The event, hosted by WNYC’s Brian Lehrer, gave the editors of SchoolBook a chance to meet many teachers and parents, as well as to hear some great historians, educators and very talented students on the subject of education and civil rights. And the musical performances were pretty impressive, too.
Later today we’ll have highlights of the event and more from those students. Meanwhile, you can still respond to our query on the subject.
And our sister blog, The Learning Network, is still looking for ways to freshen up the civil rights curriculum, in time for Black History Month
As the city and state struggle to put a teacher evaluation system in place, the people who would implement such a system -- New York's principals -- keep adding their names to a letter that objects to what the state has done.
For teachers, the Martin Luther King Jr. holiday comes with some heavy challenges. How do you make an annual lesson plan fresh each year, especially one loaded with issues of race and class? Six teachers from different types of schools in New York City discuss how they make the civil rights leader and his legacy meaningful to students today.
A highly touted new study by researchers from Harvard and Columbia found a correlation between teacher effectiveness and students' success in life when it comes to earnings, going to college and teenage pregnancy. But Michael Winerip reports in his On Education column that the data comes from the 1990s, a pre-testing era. “It is a key limitation of the study,” Raj Chetty of Harvard, one of the three researchers, acknowledged in an interview.

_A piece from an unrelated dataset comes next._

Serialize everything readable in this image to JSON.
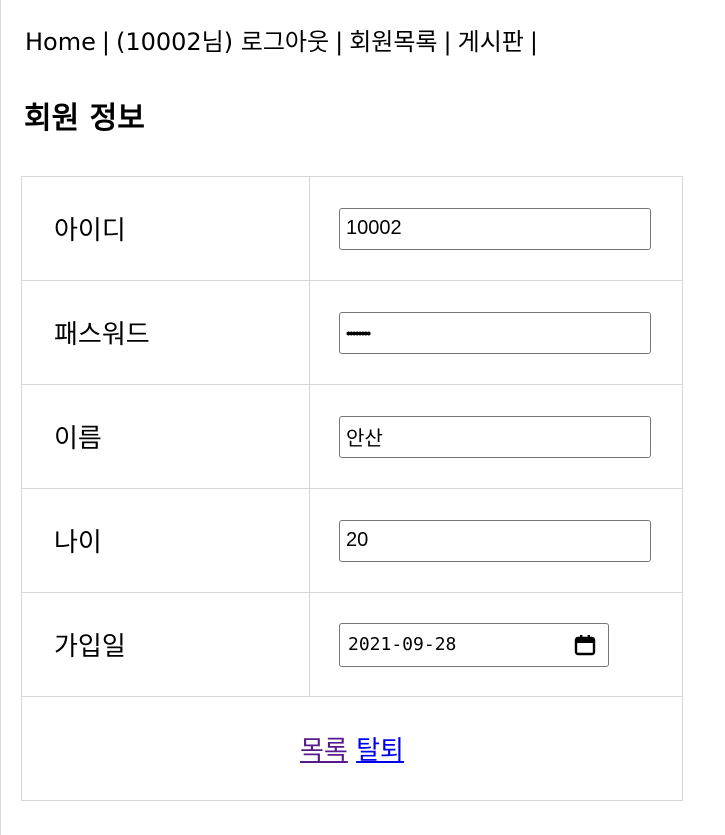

A day after Mayor Michael R. Bloomberg said he would circumvent the teachers union to create his own teacher evaluation process, the union is trying to force the city back to the negotiation table.

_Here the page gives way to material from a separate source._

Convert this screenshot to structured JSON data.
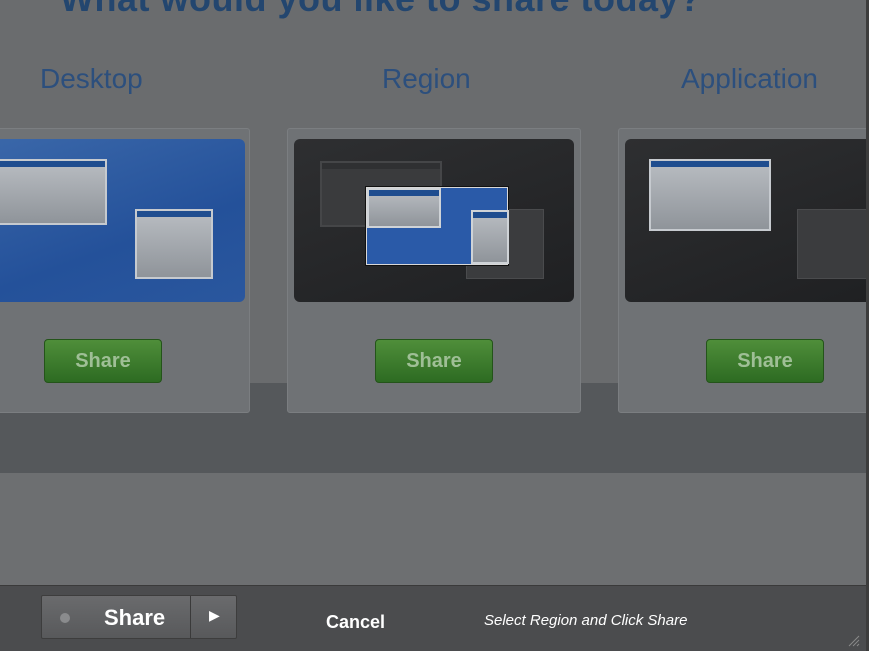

Teachers call in to WNYC's Brian Lehrer Show in response to the mayor's State of the City address. Many of them, says the host, told WNYC that the idea of merit pay was "good in theory, wouldn't work in practice.''
An assessment of education plans and pledges in Mayor Bloomberg's State of the City addresses through the years.
In honor of Dr. Martin Luther King Day, the dean of the UCLA School of Law looks at the legacy of Brown v. Board of Education and Dr. King, and writes: "Without a strong sense of how liberty shapes our personhood and dignity, equality can mean little more than a race to the bottom for the unfortunate and disadvantaged."
Characterize his proposals however you will, but one word can describe Mayor Michael R. Bloomberg's state of the city speech on Thursday: chutzpah. Called groundbreaking and ambitious -- or stale and failing -- the mayor's proposed ideas have set off a passionate discussion. The New York Post declares: "It's war."